I use an incident light meter for slides. If I can't use the incident light meter, I use a spot meter on the highlight that I want to preserve detail in. Then, I open up 2 stops to set the highlight at zone 7 (your meter puts everything you meter from at zone 5). In this way you place the highlight at zone 7.
So now, what do you do about the shadows? You need fill lighting.
Either bring an electronic flash unit with you, or my preferred route is flash bulbs 😀. With a #6 focal plane flash bulb, you can shoot at 1/1000 or 1/2000, so there's no reason to complain about the 1/50 flash X synch speed on your Leica. In fact, the Leica instruction manuals say that you can use up to 1/500 shutter speed with an M class bulb such as a Press 25.
A bulkier option is to bring a big folding reflector along, and have someone assist you in holding it in position. This is to throw light into the shadows, so they get out of the black murk and into zone 3 or higher.
Scanning a slide is much easier in a couple of ways.
First, you always have the slide as a reference.

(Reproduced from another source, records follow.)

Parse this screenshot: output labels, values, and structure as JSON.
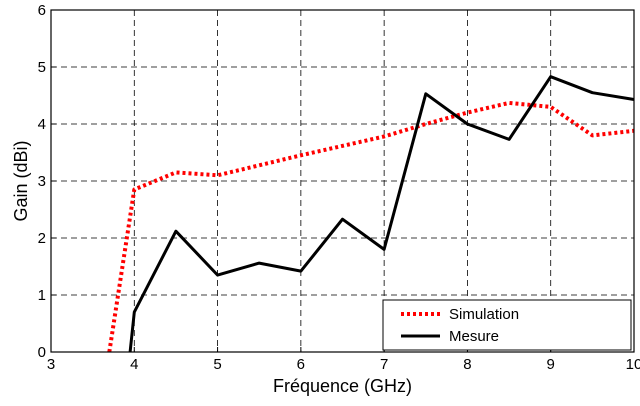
{
  "chart_data": {
    "type": "line",
    "title": "",
    "xlabel": "Fréquence (GHz)",
    "ylabel": "Gain (dBi)",
    "xlim": [
      3,
      10
    ],
    "ylim": [
      0,
      6
    ],
    "xticks": [
      "3",
      "4",
      "5",
      "6",
      "7",
      "8",
      "9",
      "10"
    ],
    "yticks": [
      "0",
      "1",
      "2",
      "3",
      "4",
      "5",
      "6"
    ],
    "grid": true,
    "legend_position": "bottom-right",
    "series": [
      {
        "name": "Simulation",
        "color": "#ff0000",
        "style": "dotted",
        "x": [
          3.7,
          4.0,
          4.5,
          5.0,
          6.0,
          7.0,
          7.5,
          8.0,
          8.5,
          9.0,
          9.5,
          10.0
        ],
        "y": [
          0,
          2.85,
          3.15,
          3.1,
          3.45,
          3.78,
          4.0,
          4.2,
          4.37,
          4.3,
          3.8,
          3.88
        ]
      },
      {
        "name": "Mesure",
        "color": "#000000",
        "style": "solid",
        "x": [
          3.95,
          4.0,
          4.5,
          5.0,
          5.5,
          6.0,
          6.5,
          7.0,
          7.5,
          8.0,
          8.5,
          9.0,
          9.5,
          10.0
        ],
        "y": [
          0,
          0.7,
          2.12,
          1.35,
          1.56,
          1.42,
          2.33,
          1.8,
          4.53,
          4.0,
          3.73,
          4.83,
          4.55,
          4.43
        ]
      }
    ]
  }
}
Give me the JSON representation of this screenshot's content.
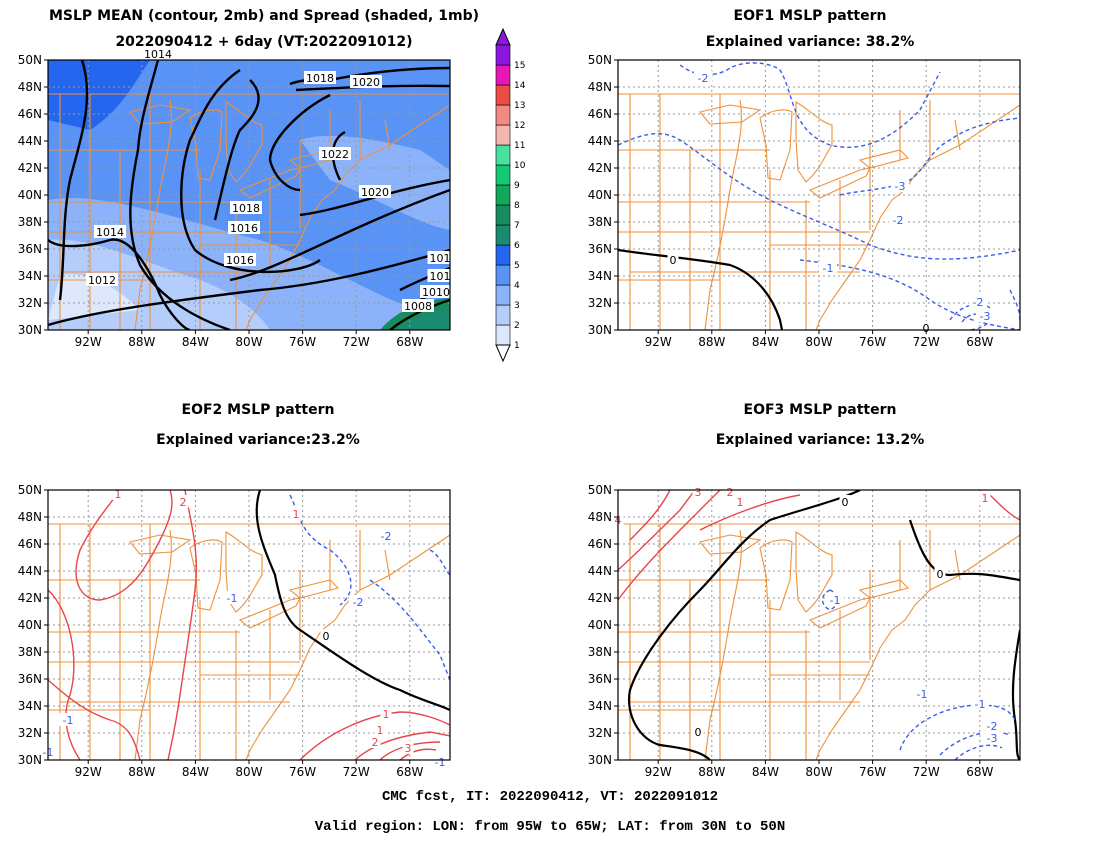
{
  "panels": [
    {
      "id": "mean",
      "title1": "MSLP MEAN (contour, 2mb) and Spread (shaded, 1mb)",
      "title2": "2022090412 + 6day (VT:2022091012)"
    },
    {
      "id": "eof1",
      "title1": "EOF1 MSLP pattern",
      "title2": "Explained variance: 38.2%"
    },
    {
      "id": "eof2",
      "title1": "EOF2 MSLP pattern",
      "title2": "Explained variance:23.2%"
    },
    {
      "id": "eof3",
      "title1": "EOF3 MSLP pattern",
      "title2": "Explained variance: 13.2%"
    }
  ],
  "axes": {
    "lat_labels": [
      "30N",
      "32N",
      "34N",
      "36N",
      "38N",
      "40N",
      "42N",
      "44N",
      "46N",
      "48N",
      "50N"
    ],
    "lon_labels": [
      "92W",
      "88W",
      "84W",
      "80W",
      "76W",
      "72W",
      "68W"
    ]
  },
  "colorbar": {
    "levels": [
      "1",
      "2",
      "3",
      "4",
      "5",
      "6",
      "7",
      "8",
      "9",
      "10",
      "11",
      "12",
      "13",
      "14",
      "15"
    ],
    "colors": [
      "#dde8fd",
      "#b4cdfb",
      "#8cb3fa",
      "#5a93f6",
      "#2467ee",
      "#1b8a73",
      "#178c5f",
      "#12a85c",
      "#14c878",
      "#49e19f",
      "#f6b6b0",
      "#f28a84",
      "#ee4b44",
      "#e816b4",
      "#8c17e0"
    ]
  },
  "mean_labels": [
    "1014",
    "1018",
    "1020",
    "1022",
    "1020",
    "1016",
    "1014",
    "1018",
    "1016",
    "1012",
    "101",
    "101",
    "1010",
    "1008"
  ],
  "eof_labels": {
    "eof1": [
      "-2",
      "-3",
      "-2",
      "-1",
      "0",
      "-2",
      "-3",
      "0"
    ],
    "eof2": [
      "-1",
      "-2",
      "1",
      "2",
      "-2",
      "-1",
      "0",
      "1",
      "-1",
      "1",
      "1",
      "2",
      "3",
      "-1"
    ],
    "eof3": [
      "0",
      "-1",
      "-1",
      "-2",
      "-3",
      "0",
      "0",
      "1",
      "2",
      "3",
      "4",
      "-1",
      "1"
    ]
  },
  "footer": {
    "line1": "CMC fcst, IT: 2022090412, VT: 2022091012",
    "line2": "Valid region: LON: from 95W to 65W; LAT: from 30N to 50N"
  }
}
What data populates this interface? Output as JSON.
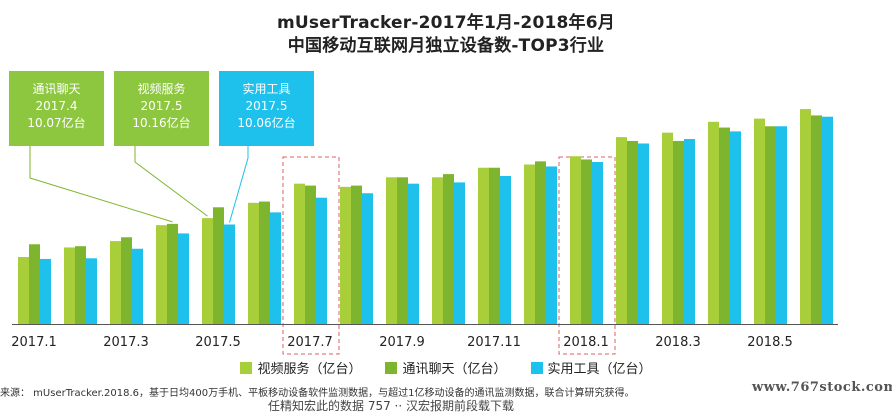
{
  "colors": {
    "video": "#a8cf3a",
    "chat": "#7db52e",
    "tools": "#1ec0ec",
    "highlight_box": "#e06060",
    "axis": "#555555",
    "callout_green": "#8dc63f",
    "callout_blue": "#1ec0ec"
  },
  "callouts": [
    {
      "name": "通讯聊天",
      "period": "2017.4",
      "value": "10.07亿台",
      "series_index": 1,
      "point_index": 3
    },
    {
      "name": "视频服务",
      "period": "2017.5",
      "value": "10.16亿台",
      "series_index": 0,
      "point_index": 4
    },
    {
      "name": "实用工具",
      "period": "2017.5",
      "value": "10.06亿台",
      "series_index": 2,
      "point_index": 4
    }
  ],
  "highlighted_categories": [
    6,
    12
  ],
  "footer": {
    "source": "来源： mUserTracker.2018.6，基于日均400万手机、平板移动设备软件监测数据，与超过1亿移动设备的通讯监测数据，联合计算研究获得。",
    "watermark": "www.767stock.com",
    "cut_text": "任精知宏此的数据 757 ·· 汉宏报期前段载下载"
  },
  "chart_data": {
    "type": "bar",
    "title": "mUserTracker-2017年1月-2018年6月",
    "subtitle": "中国移动互联网月独立设备数-TOP3行业",
    "categories": [
      "2017.1",
      "2017.2",
      "2017.3",
      "2017.4",
      "2017.5",
      "2017.6",
      "2017.7",
      "2017.8",
      "2017.9",
      "2017.10",
      "2017.11",
      "2017.12",
      "2018.1",
      "2018.2",
      "2018.3",
      "2018.4",
      "2018.5",
      "2018.6"
    ],
    "tick_labels": [
      "2017.1",
      "2017.3",
      "2017.5",
      "2017.7",
      "2017.9",
      "2017.11",
      "2018.1",
      "2018.3",
      "2018.5"
    ],
    "tick_label_indices": [
      0,
      2,
      4,
      6,
      8,
      10,
      12,
      14,
      16
    ],
    "series": [
      {
        "name": "视频服务（亿台）",
        "values": [
          9.55,
          9.7,
          9.8,
          10.05,
          10.16,
          10.4,
          10.7,
          10.65,
          10.8,
          10.8,
          10.95,
          11.0,
          11.13,
          11.43,
          11.5,
          11.67,
          11.72,
          11.87
        ]
      },
      {
        "name": "通讯聊天（亿台）",
        "values": [
          9.75,
          9.72,
          9.86,
          10.07,
          10.33,
          10.42,
          10.67,
          10.67,
          10.8,
          10.85,
          10.95,
          11.05,
          11.08,
          11.37,
          11.37,
          11.58,
          11.6,
          11.77
        ]
      },
      {
        "name": "实用工具（亿台）",
        "values": [
          9.52,
          9.53,
          9.68,
          9.92,
          10.06,
          10.25,
          10.48,
          10.55,
          10.7,
          10.72,
          10.82,
          10.97,
          11.04,
          11.33,
          11.4,
          11.52,
          11.6,
          11.75
        ]
      }
    ],
    "ylim": [
      8.5,
      12.2
    ],
    "grid": false,
    "legend_position": "bottom"
  }
}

Second, you can get calibration slides for various emulsions. Kodak used to make ones for Kodachrome and Ektachrome. There are also ones for Fuji (all their emulsions are basically the same, so you only need one Fujichrome reference slide), and Agfa. You then generate a color correction profile for each film type. Vuescan can do this for you, as can that super expensive German program that I've temporarily forgotten the name of. Anyway, you scan your slides in RAW format, then have Vuescan do a batch run to apply the correction profile.
BAM - your scans are now identical to your slides. You can then manipulate to your heart's content with your usual image processing system.
Negatives have far higher dynamic range when shooting (something akin to zone 0 to zone 11 or so). You are probably used to metering for the shadows, and letting the high dynamic range of the film maintain the highlights. Unfortunately, there is no objective standard for color with a negative emulsion, so it is whatever you want it to be.